Menu Nutrition Labeling: Coming to a Restaurant Near You
You’ve probably noticed that more and more restaurants are posting the calorie content of menu items on their menus. Some cities and states already require chain restaurants to post this information. Pretty soon, this will be federal requirement, which means that all restaurants in the country with more than 20 locations will have to post calorie information. You may be wondering why the federal government is getting involved with what restaurants put on their menus. It’s because Americans eat, on average, about a third of their food away from home and this new menu labeling requirement is meant to give people the information they need to make healthy food choices.
What do you think about this requirement? There are definitely pros and cons of having calorie information posted on menus. On the plus side, you’ll be less likely to be tricked into ordering something that sounds healthy, but really isn’t (for example, Cheesecake Factory’s Caesar Salad with Chicken, which has 1510 calories) when calorie information is posted. Restaurants that serve items that are unnecessarily high in calories (see example above) may also be motivated to change their recipes to make their items healthier because of the new requirement. On the flip side, the only nutrition information that will be posted is calorie content.
Nutrition is about so much more than just calories… especially when you have PCOS! Keep in mind that the lowest calorie menu item may not be the best choice. While keeping the calorie information in mind, look for items that are filling and provide PCOS-friendly nutrients such as fiber and protein. If you can’t figure out which items are most PCOS-friendly just by looking at the description, ask for complete nutrition information or look for this information online. Restaurants will be required to provide complete nutrition information including saturated fat, cholesterol, trans fat, sodium, total carbohydrates, sugars, dietary fiber, and protein to customers who ask for it.
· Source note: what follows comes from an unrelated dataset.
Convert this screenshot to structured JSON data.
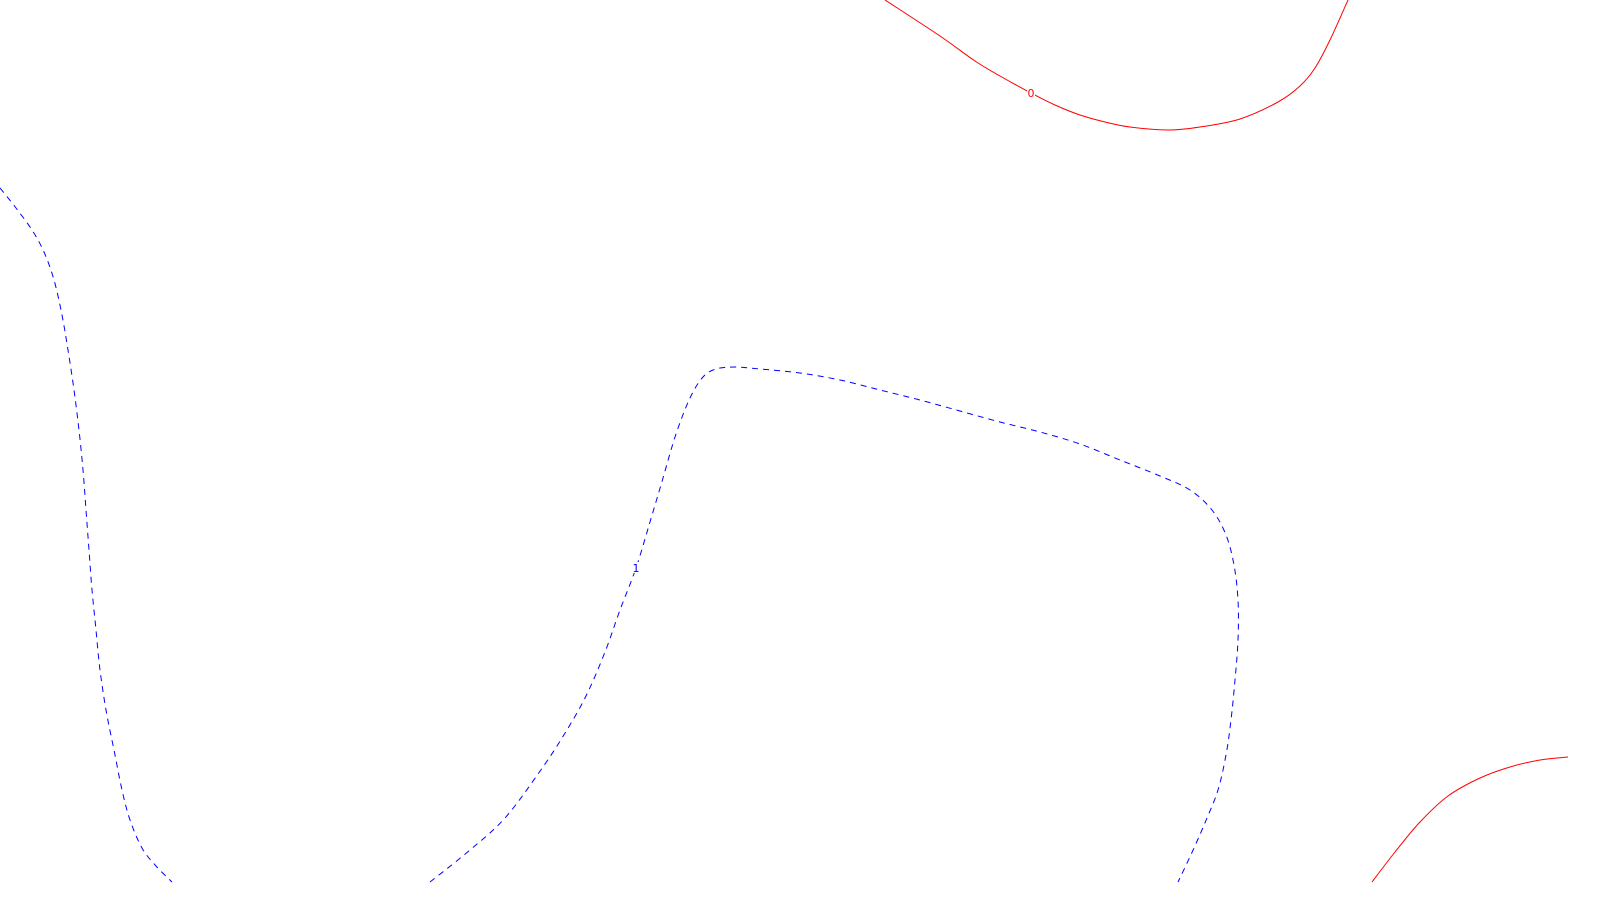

Whether menu labeling is a “good thing” depends on how you use it. Use the information along with your PCOS common sense and don’t ever let the calorie content of the foods you eat be something you feel guilty about. Feeling guilty and depriving yourself is not going to make you healthier or happier! Also, keep in mind that the healthiest foods are usually the ones you prepare at home from fresh ingredients you buy at the farmer’s market or the grocery store. Instead of worrying too much about the calorie information posted at restaurants, focus instead on limiting the number of times you eat out at restaurants or have take-out.